Kämest Du jetzt an und definiertest Dir einen Uli-Nobbe-Studio-Standardpegel, der kann irgendwo auf der dBfs-Skala sein, sagen wir bei –9 dBfs, dann kommt wie Kai aus der Kiste plötzlich doch ein Headroom zustande, nämlich genau diese 9 dB. Dann müßtest Du Dir auf dem Pegelmesser eine Marke anbringen („0 dBnob“, und außerdem den gesamten Rest Deiner Anlage darauf einmessen), und alles darüber wäre – nach Deiner Definition – übersteuert. (Über +9 dBnob kämest Du aber trotzdem nicht hinaus.) Und genau für diese „Marke“ sind die verschiedenen Farbbereiche auf der mAirList-Anzeige einstellbar.

Daß mAirList dBTP anzeigen kann, bezweifle ich; meiner Auffassung nach geschieht die True-Peak-Berechnung rein intern und wirkt sich nicht auf die Anzeige aus. @Torben möge mich korrigieren.

Wenn wir gerade dabei sind: Die zappelnden Farbbalken in mAirList sind nur qualitative Anzeigen und gar keine Pegelmesser, weil für einen solchen auch die ballistischen Eigenschaften (Anstiegs-, Abfall(!)zeiten usw.) geeicht sein müßten. Torben hat das umzusetzen an anderer Stelle abgelehnt, leider, jedoch aus gutem Grunde.
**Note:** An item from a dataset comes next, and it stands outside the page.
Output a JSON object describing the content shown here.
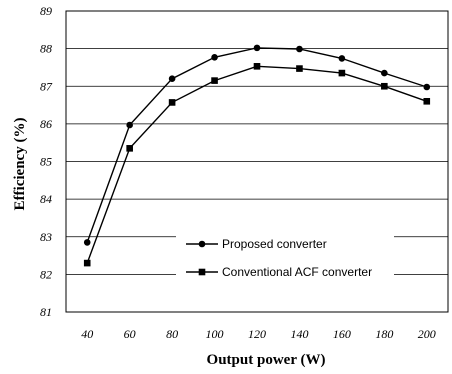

Die Vorgänge in Audacity sind mir nicht bekannt, dürften sich aber auf ähnliche Algorithmen stützen wie die in mAirList verwendeten: Ist der Pegelwert ≥ <Zahl>, dann mach rot.

1 Like

mAirList (bzw. BASS) arbeitet intern sogar mit 32-bit floating point; daher sind - bei der internen Verarbeitung - problemlos Samplewerte >1.0 (= 0 dBFS) möglich, ohne dass es zu Clipping kommt.

Du kannst ja mal aus Spaß einer Datei +20 dB Verstärkung geben und gleichzeitig die Player-Lautstärke auf -20 dB stellen :wink:

Aber natürlich sind alle GUI-Anzeigen darauf ausgelegt, dass die Signale die 0 dBFS niemals überschreiten.

Respekt! Das gefällt mir. Mein Beitrag oben ist dahingehend als unzutreffend zu beachten.